Ein "Zuckerwatte"-Planet
WASP-107b, der 2017 entdeckt wurde, befindet sich siebenmal näher an seinem Stern als Merkur, der sonnennächste Planet in unserem System. Seine Dichte ist sehr gering, da er die Größe des Jupiter hat, aber nur ein Zehntel seiner Masse besitzt. Solche Planeten werden manchmal als "Zuckerwatte-Planeten" bezeichnet, da ihre geringe Dichte an die der Süßigkeit erinnert.
Der gewaltige Heliumstrom wurde in der Fortsetzung seiner Atmosphäre, der sogenannten "Exosphäre", nachgewiesen. Diese Wolke blockiert teilweise das Licht des Sterns, noch bevor der Planet vor diesem vorbeizieht. "Unsere Modelle der atmosphärischen Entweichung bestätigen das Vorhandensein von Heliumströmen vor und hinter dem Planeten, die sich in Richtung der Orbitalbewegung über fast das Zehnfache des Planetenradius erstrecken", erklärt Yann Carteret, Doktorand am Departement für Astronomie der Fakultät für Naturwissenschaften der UNIGE und Mitautor der Studie.
Wertvolle Hinweise
Zusätzlich zum Helium konnten die Astronomen das Vorhandensein von Wasser und Spuren chemischer Mischungen (u.a. Kohlenmonoxid, Kohlendioxid, Ammoniak) in der Atmosphäre des Planeten bestätigen, während sie das Fehlen von Methan feststellten, das das JWST jedoch nachweisen kann. Es sind wertvolle Hinweise, um die Entstehungs- und Migrationsgeschichte von WASP-107b nachzuzeichnen: Der Planet hat sich weit von seiner aktuellen Umlaufbahn entfernt gebildet und ist dann seinem Stern näher gekommen, was seine aufgeblähte Atmosphäre und seinen Gasverlust erklären würde.

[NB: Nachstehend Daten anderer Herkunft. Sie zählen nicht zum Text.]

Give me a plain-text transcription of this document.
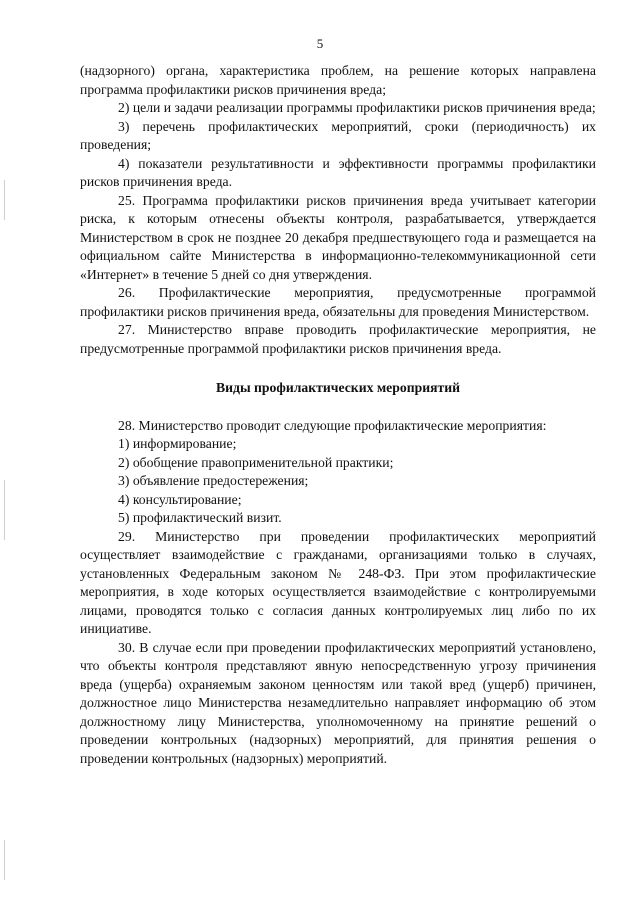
5

(надзорного) органа, характеристика проблем, на решение которых направлена программа профилактики рисков причинения вреда;

2) цели и задачи реализации программы профилактики рисков причинения вреда;

3) перечень профилактических мероприятий, сроки (периодичность) их проведения;

4) показатели результативности и эффективности программы профилактики рисков причинения вреда.

25. Программа профилактики рисков причинения вреда учитывает категории риска, к которым отнесены объекты контроля, разрабатывается, утверждается Министерством в срок не позднее 20 декабря предшествующего года и размещается на официальном сайте Министерства в информационно-телекоммуникационной сети «Интернет» в течение 5 дней со дня утверждения.

26. Профилактические мероприятия, предусмотренные программой профилактики рисков причинения вреда, обязательны для проведения Министерством.

27. Министерство вправе проводить профилактические мероприятия, не предусмотренные программой профилактики рисков причинения вреда.

Виды профилактических мероприятий

28. Министерство проводит следующие профилактические мероприятия:

1) информирование;

2) обобщение правоприменительной практики;

3) объявление предостережения;

4) консультирование;

5) профилактический визит.

29. Министерство при проведении профилактических мероприятий осуществляет взаимодействие с гражданами, организациями только в случаях, установленных Федеральным законом № 248-ФЗ. При этом профилактические мероприятия, в ходе которых осуществляется взаимодействие с контролируемыми лицами, проводятся только с согласия данных контролируемых лиц либо по их инициативе.

30. В случае если при проведении профилактических мероприятий установлено, что объекты контроля представляют явную непосредственную угрозу причинения вреда (ущерба) охраняемым законом ценностям или такой вред (ущерб) причинен, должностное лицо Министерства незамедлительно направляет информацию об этом должностному лицу Министерства, уполномоченному на принятие решений о проведении контрольных (надзорных) мероприятий, для принятия решения о проведении контрольных (надзорных) мероприятий.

Diese Studie bildet einen Referenzpunkt, um die Entwicklung und Dynamik dieser fernen Welten besser zu verstehen. "Die Beobachtung und Modellierung der atmosphärischen Entweichung ist ein wichtiges Forschungsgebiet am Departement für Astronomie der UNIGE, da sie für einige der beobachteten Merkmale in der Population der Exoplaneten verantwortlich sein könnte", präzisiert Vincent Bourrier, Lehr- und Forschungsbeauftragter am Departement für Astronomie der Fakultät für Naturwissenschaften der UNIGE und Mitautor der Studie.
"Auf der Erde ist der atmosphärische Entweichung zu schwach, um unseren Planeten drastisch zu beeinflussen. Aber er könnte für das Fehlen von Wasser auf unserer nahen Nachbarin Venus verantwortlich sein. Daher ist es entscheidend, die bei diesem Phänomen wirkenden Mechanismen gut zu verstehen, die die Atmosphäre einiger Gesteinsexoplaneten erodieren könnten", schließt er.